SHA-1 deprecation timeline
Henry de Valence
hdevalence at riseup.net
Fri Feb 24 03:43:45 CET 2017
On Fri, May 13, 2016 at 01:04:15AM -0400, Robert J. Hansen wrote:
> > SHA-1 has been broken for the last 11 years...
>
> No. In fact, it still hasn't been broken today. Don't scaremonger.
> Scaremongering about crypto is one of the quickest ways to make me angry.
Just to circle back on this, actually SHA-1 has been broken today.
> SHA-1 has failed to meet its cryptographic goals. It is 'broken' in an
> extremely narrow cryptanalytic sense. There has been no break in it
> which would result in OpenPGP messages being forgeable. We definitely
> need to migrate away from it (my first "please migrate away" message was
> August 19, 2005; I've been banging this drum a *long* time), but we also
> need to not spread misinformation and fear.
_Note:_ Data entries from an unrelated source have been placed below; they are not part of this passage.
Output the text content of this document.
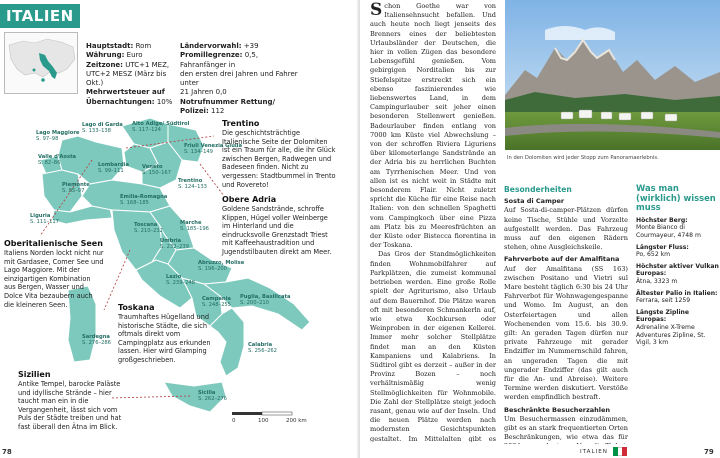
ITALIEN
Hauptstadt: Rom
Währung: Euro
Zeitzone: UTC+1 MEZ,
UTC+2 MESZ (März bis Okt.)
Mehrwertsteuer auf
Übernachtungen: 10%
Ländervorwahl: +39
Promillegrenze: 0,5, Fahranfänger in
den ersten drei Jahren und Fahrer unter
21 Jahren 0,0
Notrufnummer Rettung/
Polizei: 112
0	100	200 km
Lago Maggiore
S. 97–98
Lago di Garda
S. 133–138
Alto Adige/ Südtirol
S. 117–124
Friuli Venezia Giulia
S. 134–149
Valle d'Aosta
S. 82–86	Lombardia
S. 99–111
Veneto
S. 150–167
Piemonte
S. 85–97
Trentino
S. 124–133
Emilia-Romagna
S. 168–185
Liguria
S. 111–117	Toscana
S. 210–232
Marche
S. 185–196
Umbria
S. 232–239
Abruzzo, Molise
S. 196–200
Lazio
S. 239–248
Campania
S. 248–255
Puglia, Basilicata
S. 200–210
Sardegna
S. 276–286	Calabria
S. 256–262
Sicilia
S. 262–276
Trentino
Die geschichtsträchtige Italienische Seite der Dolomiten ist ein Traum für alle, die ihr Glück zwischen Bergen, Radwegen und Badeseen finden. Nicht zu vergessen: Stadtbummel in Trento und Rovereto!
Obere Adria
Goldene Sandstrände, schroffe Klippen, Hügel voller Weinberge im Hinterland und die eindrucksvolle Grenzstadt Triest mit Kaffeehaustradition und Jugendstilbauten direkt am Meer.
Oberitalienische Seen
Italiens Norden lockt nicht nur mit Gardasee, Comer See und Lago Maggiore. Mit der einzigartigen Kombination aus Bergen, Wasser und Dolce Vita bezaubern auch die kleineren Seen.	Toskana
Traumhaftes Hügelland und historische Städte, die sich oftmals direkt vom Campingplatz aus erkunden lassen. Hier wird Glamping großgeschrieben.
Sizilien
Antike Tempel, barocke Paläste und idyllische Strände – hier taucht man ein in die Vergangenheit, lässt sich vom Puls der Städte treiben und hat fast überall den Ätna im Blick.
78
S chon Goethe war von Italiensehnsucht befallen. Und auch heute noch liegt jenseits des Brenners eines der beliebtesten Urlaubsländer der Deutschen, die hier in vollen Zügen das besondere Lebensgefühl genießen. Vom gebirgigen Norditalien bis zur Stiefelspitze erstreckt sich ein ebenso faszinierendes wie liebenswertes Land, in dem Campingurlauber seit jeher einen besonderen Stellenwert genießen. Badeurlauber finden entlang von 7000 km Küste viel Abwechslung – von der schroffen Riviera Liguriens über kilometerlange Sandstrände an der Adria bis zu herrlichen Buchten am Tyrrhenischen Meer. Und von allen ist es nicht weit in Städte mit besonderem Flair. Nicht zuletzt spricht die Küche für eine Reise nach Italien: von den schnellen Spaghetti vom Campingkoch über eine Pizza am Platz bis zu Meeresfrüchten an der Küste oder Bistecca fiorentina in der Toskana.
Das Gros der Standmöglichkeiten finden Wohnmobilfahrer auf Parkplätzen, die zumeist kommunal betrieben werden. Eine große Rolle spielt der Agriturismo, also Urlaub auf dem Bauernhof. Die Plätze waren oft mit besonderen Schmankerln auf, wie etwa Kochkursen oder Weinproben in der eigenen Kellerei. Immer mehr solcher Stellplätze findet man an den Küsten Kampaniens und Kalabriens. In Südtirol gibt es derzeit – außer in der Provinz Bozen – noch verhältnismäßig wenig Stellmöglichkeiten für Wohnmobile. Die Zahl der Stellplätze steigt jedoch rasant, genau wie auf der Inseln. Und die neuen Plätze werden nach modernsten Gesichtspunkten gestaltet. Im Mittelalten gibt es
In den Dolomiten wird jeder Stopp zum Panoramaerlebnis.
Besonderheiten
Sosta di Camper
Auf Sosta-di-camper-Plätzen dürfen keine Tische, Stühle und Vorzelte aufgestellt werden. Das Fahrzeug muss auf den eigenen Rädern stehen, ohne Ausgleichskeile.
Fahrverbote auf der Amalfitana
Auf der Amalfitana (SS 163) zwischen Positano und Vietri sul Mare besteht täglich 6:30 bis 24 Uhr Fahrverbot für Wohnwagengespanne und Womo. Im August, an den Osterfeiertagen und allen Wochenenden vom 15.6. bis 30.9. gilt: An geraden Tagen dürfen nur private Fahrzeuge mit gerader Endziffer im Nummernschild fahren, an ungeraden Tagen die mit ungerader Endziffer (das gilt auch für die An- und Abreise). Weitere Termine werden diskutiert. Verstöße werden empfindlich bestraft.
Beschränkte Besucherzahlen
Um Besuchermassen einzudämmen, gibt es an stark frequentierten Orten Beschränkungen, wie etwa das für
Was man (wirklich) wissen muss
Höchster Berg:
Monte Bianco di Courmayeur, 4748 m
Längster Fluss:
Po, 652 km
Höchster aktiver Vulkan Europas:
Ätna, 3323 m
Ältester Palio in Italien:
Ferrara, seit 1259
Längste Zipline Europas:
Adrenaline X-Treme Adventures Zipline, St. Vigil, 3 km
ITALIEN	79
It is 'broken' in the extremely broad and practical sense that there are two
PDF files with the same SHA-1 hash. You can download them from Google.
> As far as the OpenPGP use case, SHA-1 is not yet broken.
>
> > and people have been urging its removal for at least that long
>
> Yes, people who don't understand a bloody thing about cryptographic
> systems. The people who write them for a living have instead understood
> that SHA-1 needs to be supported for at least the next decade just to
> interoperate with legacy systems and traffic.
>
> Deprecating an optional algorithm (like MD5) is pretty easy. Removing a
> required algorithm (like SHA-1) is pretty tough. And it starts by
> editing the RFC to make the required algorithm optional, and then it
> gets deprecated.
>
> > GPG only disabled MD5 in June 2014...
>
> It was deprecated long, *long* before that.
>
> > How long will GPG users have to wait this time, and what has to happen to get a
> > concrete timetable, like there has been for TLS since 2014?
>
> Unless you've got a support contract with g10 Code, you've got no cause
> to be talking like this. Nobody here owes you a blessed thing.
>
> You've already been told what has to happen. Once the IETF OpenPGP
> Working Group publishes a new RFC with guidance for what should be done
> about SHA-1, GnuPG will implement that RFC in short order -- my guess is
> within weeks. The delay is in the Working Group, *not* GnuPG.
What has the IETF OpenPGP working group done since last May? The TLS ecosystem
has been hard at work deprecating SHA-1 for several years now.